Posted by DaveH at 9:40 PM | Comments (0)

Great resource for old phonograph cylinders

A cool project is just starting out:
Belfer Cylinders Digital Connection
The Belfer Cylinders Digital Connection provides online access to digital audio files of cylinders in the Belfer Audio Laboratory and Archive. Belfer’s cylinder collection includes over 22,000 cylinders, 12,000 of which are unique titles. The goal of this digitization project is to provide 6,000 audio files by 2010.

The digital recordings, provided in both MP3 and WAV file format, can be searched or browsed by genre/subject.
6,000 files is 30/day for a 200 day work year. They are going to be busy! Sounds like a great resource for samplers although they are claiming ownership of the scan and stipulate non-commercial or scholarly use only.
Posted by DaveH at 9:03 PM | Comments (0)

Computing technology in the 1940's - the Turing Bombe

Very high geekdom indeed! After World War Two, Churchill had the machines used to decode the German Enigma codes destroyed so they would not fall into enemy hands. Even though an Armistice had been signed, tensions were still strong in Europe and Russia. For the last fourteen years, sixty volunteers have been working to build a functioning replica of one of the Bombes (there were 210 of them operating during the war). The London Daily Mail has a nice article with photos on the new Bombe:
bombe_reconstruction.jpg
War veterans Ruth Bourne, left, and Jean Valentine,
who served in Women's Royal Navy Service during World War II,
stand in front of the machine that played a crucial part
in cracking the Nazi Enigma code.
The word Bombe comes from an earlier Polish code breaking computer. This Wikipedia link has a lot of data on the construction and theory and some good stories. Here is the main website for Bletchley Park
Posted by DaveH at 8:33 PM

Well, the snow all melted but

Just got back from town and it's raining and slushy.

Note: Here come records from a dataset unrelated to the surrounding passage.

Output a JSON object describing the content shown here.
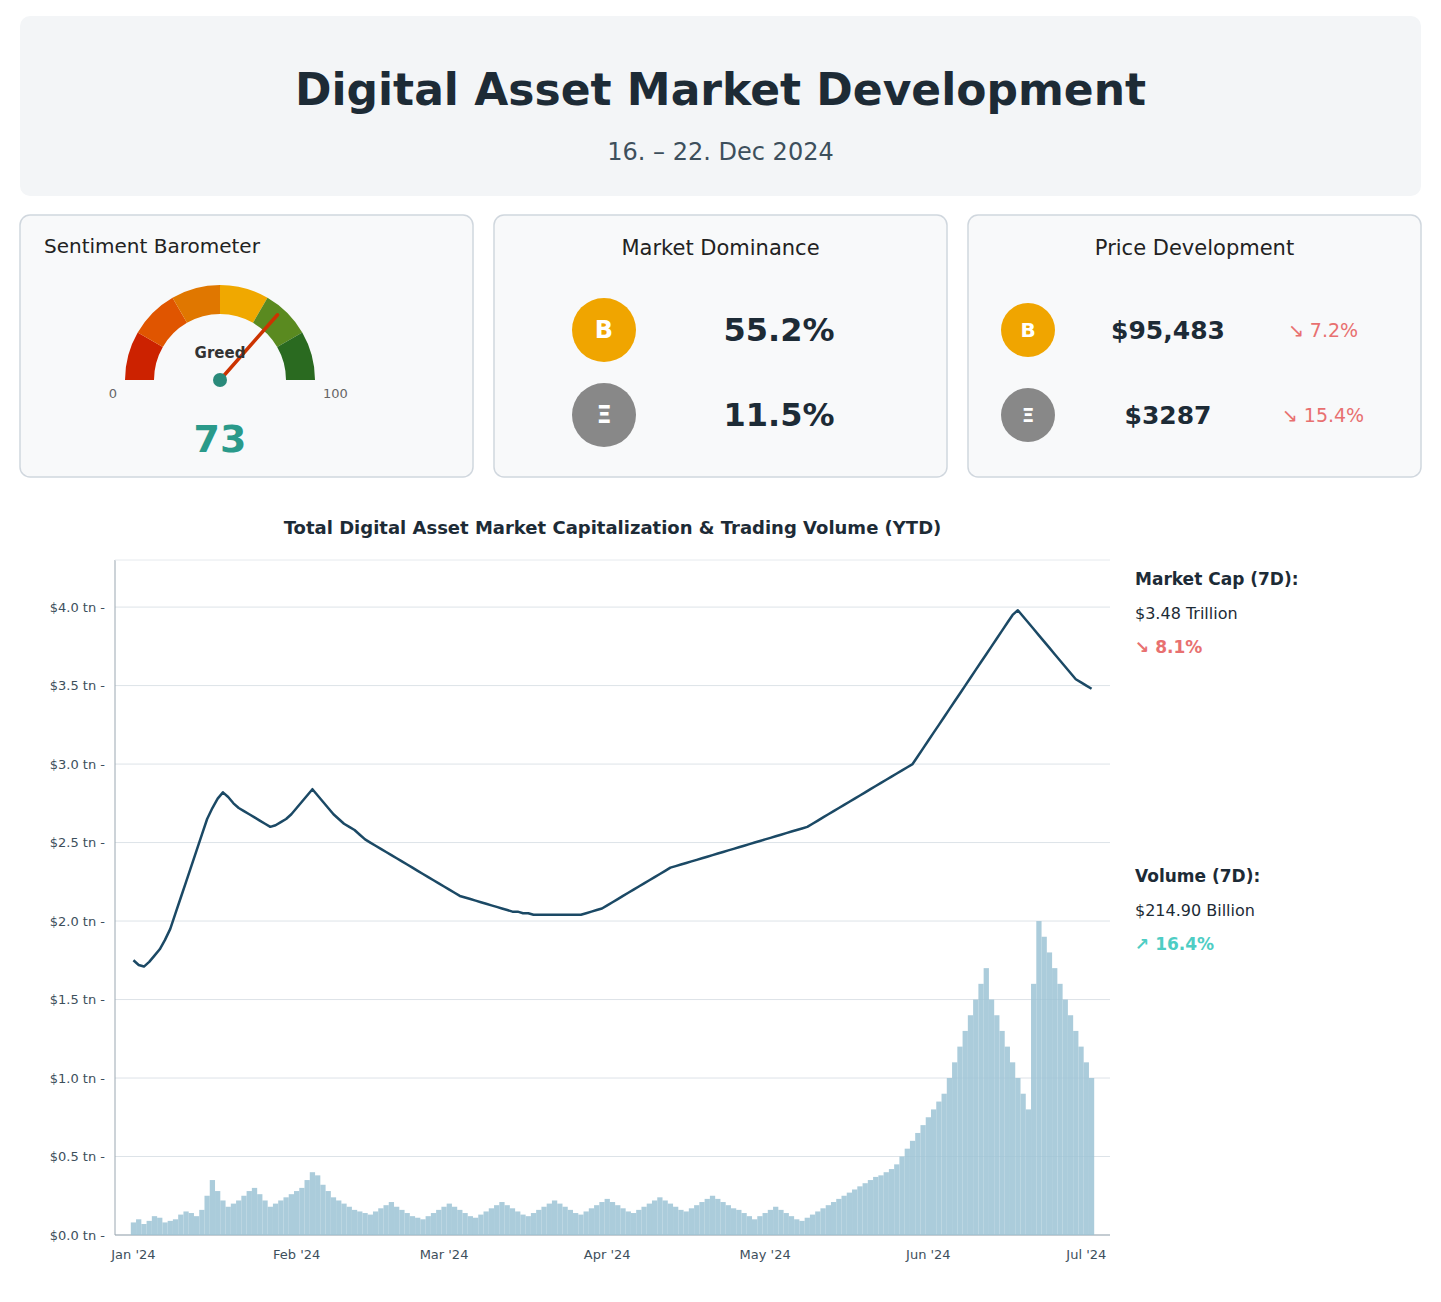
{
  "title": "Digital Asset Market Development",
  "subtitle": "16. – 22. Dec 2024",
  "chart_data": [
    {
      "type": "gauge",
      "title": "Sentiment Barometer",
      "value": 73,
      "annotations": [
        "Greed"
      ],
      "ylim": [
        0,
        100
      ],
      "yticks": [
        0,
        100
      ],
      "colors": [
        "#cc2200",
        "#e05500",
        "#e07700",
        "#f0a800",
        "#5a8a20",
        "#2a6a20"
      ]
    },
    {
      "type": "stat",
      "title": "Market Dominance",
      "categories": [
        "B",
        "Ξ"
      ],
      "values": [
        55.2,
        11.5
      ],
      "value_labels": [
        "55.2%",
        "11.5%"
      ],
      "colors": [
        "#f0a500",
        "#888888"
      ],
      "data_labels": true
    },
    {
      "type": "stat",
      "title": "Price Development",
      "categories": [
        "B",
        "Ξ"
      ],
      "values": [
        95483,
        3287
      ],
      "value_labels": [
        "$95,483",
        "$3287"
      ],
      "colors": [
        "#f0a500",
        "#888888"
      ],
      "data_labels": true,
      "annotations": [
        {
          "text": "↘ 7.2%",
          "color": "#e87070"
        },
        {
          "text": "↘ 15.4%",
          "color": "#e87070"
        }
      ]
    },
    {
      "type": "bar",
      "title": "Total Digital Asset Market Capitalization & Trading Volume (YTD)",
      "categories": [
        "Jan '24",
        null,
        null,
        null,
        null,
        null,
        null,
        null,
        null,
        null,
        null,
        null,
        null,
        null,
        null,
        null,
        null,
        null,
        null,
        null,
        null,
        null,
        null,
        null,
        null,
        null,
        null,
        null,
        null,
        null,
        null,
        "Feb '24",
        null,
        null,
        null,
        null,
        null,
        null,
        null,
        null,
        null,
        null,
        null,
        null,
        null,
        null,
        null,
        null,
        null,
        null,
        null,
        null,
        null,
        null,
        null,
        null,
        null,
        null,
        null,
        "Mar '24",
        null,
        null,
        null,
        null,
        null,
        null,
        null,
        null,
        null,
        null,
        null,
        null,
        null,
        null,
        null,
        null,
        null,
        null,
        null,
        null,
        null,
        null,
        null,
        null,
        null,
        null,
        null,
        null,
        null,
        null,
        "Apr '24",
        null,
        null,
        null,
        null,
        null,
        null,
        null,
        null,
        null,
        null,
        null,
        null,
        null,
        null,
        null,
        null,
        null,
        null,
        null,
        null,
        null,
        null,
        null,
        null,
        null,
        null,
        null,
        null,
        null,
        "May '24",
        null,
        null,
        null,
        null,
        null,
        null,
        null,
        null,
        null,
        null,
        null,
        null,
        null,
        null,
        null,
        null,
        null,
        null,
        null,
        null,
        null,
        null,
        null,
        null,
        null,
        null,
        null,
        null,
        null,
        null,
        "Jun '24",
        null,
        null,
        null,
        null,
        null,
        null,
        null,
        null,
        null,
        null,
        null,
        null,
        null,
        null,
        null,
        null,
        null,
        null,
        null,
        null,
        null,
        null,
        null,
        null,
        null,
        null,
        null,
        null,
        null,
        "Jul '24",
        null
      ],
      "series": [
        {
          "type": "bar",
          "color": "#9cc3d5",
          "values": [
            0.08,
            0.1,
            0.07,
            0.09,
            0.12,
            0.11,
            0.08,
            0.09,
            0.1,
            0.13,
            0.15,
            0.14,
            0.12,
            0.16,
            0.25,
            0.35,
            0.28,
            0.22,
            0.18,
            0.2,
            0.22,
            0.25,
            0.28,
            0.3,
            0.26,
            0.22,
            0.18,
            0.2,
            0.22,
            0.24,
            0.26,
            0.28,
            0.3,
            0.35,
            0.4,
            0.38,
            0.32,
            0.28,
            0.24,
            0.22,
            0.2,
            0.18,
            0.16,
            0.15,
            0.14,
            0.13,
            0.15,
            0.17,
            0.19,
            0.21,
            0.18,
            0.16,
            0.14,
            0.12,
            0.11,
            0.1,
            0.12,
            0.14,
            0.16,
            0.18,
            0.2,
            0.18,
            0.16,
            0.14,
            0.12,
            0.11,
            0.13,
            0.15,
            0.17,
            0.19,
            0.21,
            0.19,
            0.17,
            0.15,
            0.13,
            0.12,
            0.14,
            0.16,
            0.18,
            0.2,
            0.22,
            0.2,
            0.18,
            0.16,
            0.14,
            0.13,
            0.15,
            0.17,
            0.19,
            0.21,
            0.23,
            0.21,
            0.19,
            0.17,
            0.15,
            0.14,
            0.16,
            0.18,
            0.2,
            0.22,
            0.24,
            0.22,
            0.2,
            0.18,
            0.16,
            0.15,
            0.17,
            0.19,
            0.21,
            0.23,
            0.25,
            0.23,
            0.21,
            0.19,
            0.17,
            0.16,
            0.14,
            0.12,
            0.1,
            0.12,
            0.14,
            0.16,
            0.18,
            0.16,
            0.14,
            0.12,
            0.1,
            0.09,
            0.11,
            0.13,
            0.15,
            0.17,
            0.19,
            0.21,
            0.23,
            0.25,
            0.27,
            0.29,
            0.31,
            0.33,
            0.35,
            0.37,
            0.38,
            0.4,
            0.42,
            0.45,
            0.5,
            0.55,
            0.6,
            0.65,
            0.7,
            0.75,
            0.8,
            0.85,
            0.9,
            1.0,
            1.1,
            1.2,
            1.3,
            1.4,
            1.5,
            1.6,
            1.7,
            1.5,
            1.4,
            1.3,
            1.2,
            1.1,
            1.0,
            0.9,
            0.8,
            1.6,
            2.0,
            1.9,
            1.8,
            1.7,
            1.6,
            1.5,
            1.4,
            1.3,
            1.2,
            1.1,
            1.0
          ]
        },
        {
          "type": "line",
          "color": "#1b4965",
          "values": [
            1.75,
            1.72,
            1.71,
            1.74,
            1.78,
            1.82,
            1.88,
            1.95,
            2.05,
            2.15,
            2.25,
            2.35,
            2.45,
            2.55,
            2.65,
            2.72,
            2.78,
            2.82,
            2.79,
            2.75,
            2.72,
            2.7,
            2.68,
            2.66,
            2.64,
            2.62,
            2.6,
            2.61,
            2.63,
            2.65,
            2.68,
            2.72,
            2.76,
            2.8,
            2.84,
            2.8,
            2.76,
            2.72,
            2.68,
            2.65,
            2.62,
            2.6,
            2.58,
            2.55,
            2.52,
            2.5,
            2.48,
            2.46,
            2.44,
            2.42,
            2.4,
            2.38,
            2.36,
            2.34,
            2.32,
            2.3,
            2.28,
            2.26,
            2.24,
            2.22,
            2.2,
            2.18,
            2.16,
            2.15,
            2.14,
            2.13,
            2.12,
            2.11,
            2.1,
            2.09,
            2.08,
            2.07,
            2.06,
            2.06,
            2.05,
            2.05,
            2.04,
            2.04,
            2.04,
            2.04,
            2.04,
            2.04,
            2.04,
            2.04,
            2.04,
            2.04,
            2.05,
            2.06,
            2.07,
            2.08,
            2.1,
            2.12,
            2.14,
            2.16,
            2.18,
            2.2,
            2.22,
            2.24,
            2.26,
            2.28,
            2.3,
            2.32,
            2.34,
            2.35,
            2.36,
            2.37,
            2.38,
            2.39,
            2.4,
            2.41,
            2.42,
            2.43,
            2.44,
            2.45,
            2.46,
            2.47,
            2.48,
            2.49,
            2.5,
            2.51,
            2.52,
            2.53,
            2.54,
            2.55,
            2.56,
            2.57,
            2.58,
            2.59,
            2.6,
            2.62,
            2.64,
            2.66,
            2.68,
            2.7,
            2.72,
            2.74,
            2.76,
            2.78,
            2.8,
            2.82,
            2.84,
            2.86,
            2.88,
            2.9,
            2.92,
            2.94,
            2.96,
            2.98,
            3.0,
            3.05,
            3.1,
            3.15,
            3.2,
            3.25,
            3.3,
            3.35,
            3.4,
            3.45,
            3.5,
            3.55,
            3.6,
            3.65,
            3.7,
            3.75,
            3.8,
            3.85,
            3.9,
            3.95,
            3.98,
            3.94,
            3.9,
            3.86,
            3.82,
            3.78,
            3.74,
            3.7,
            3.66,
            3.62,
            3.58,
            3.54,
            3.52,
            3.5,
            3.48
          ]
        }
      ],
      "ylim": [
        0.0,
        4.3
      ],
      "yticks": [
        {
          "value": 0.0,
          "label": "$0.0 tn -"
        },
        {
          "value": 0.5,
          "label": "$0.5 tn -"
        },
        {
          "value": 1.0,
          "label": "$1.0 tn -"
        },
        {
          "value": 1.5,
          "label": "$1.5 tn -"
        },
        {
          "value": 2.0,
          "label": "$2.0 tn -"
        },
        {
          "value": 2.5,
          "label": "$2.5 tn -"
        },
        {
          "value": 3.0,
          "label": "$3.0 tn -"
        },
        {
          "value": 3.5,
          "label": "$3.5 tn -"
        },
        {
          "value": 4.0,
          "label": "$4.0 tn -"
        }
      ],
      "grid": true,
      "annotations": [
        {
          "text": "Market Cap (7D):"
        },
        {
          "text": "$3.48 Trillion"
        },
        {
          "text": "↘ 8.1%",
          "color": "#e87070"
        },
        {
          "text": "Volume (7D):"
        },
        {
          "text": "$214.90 Billion"
        },
        {
          "text": "↗ 16.4%",
          "color": "#4ecdc4"
        }
      ]
    }
  ]
}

Got up to the 40's today so last night's accumulation melted but it's coming down again with the ground temp at 33 and the air temp at 30. Crap.
Posted by DaveH at 8:31 PM | Comments (0)

This is getting ridiculous - snow again

April is the time that you start to prep the garden for planting. We should not be having snow on the ground but here it is -- about two inches fell overnight. Temps are right at freezing so it probably will not stick around for any length of time but snow in April? We want warming and we want it now!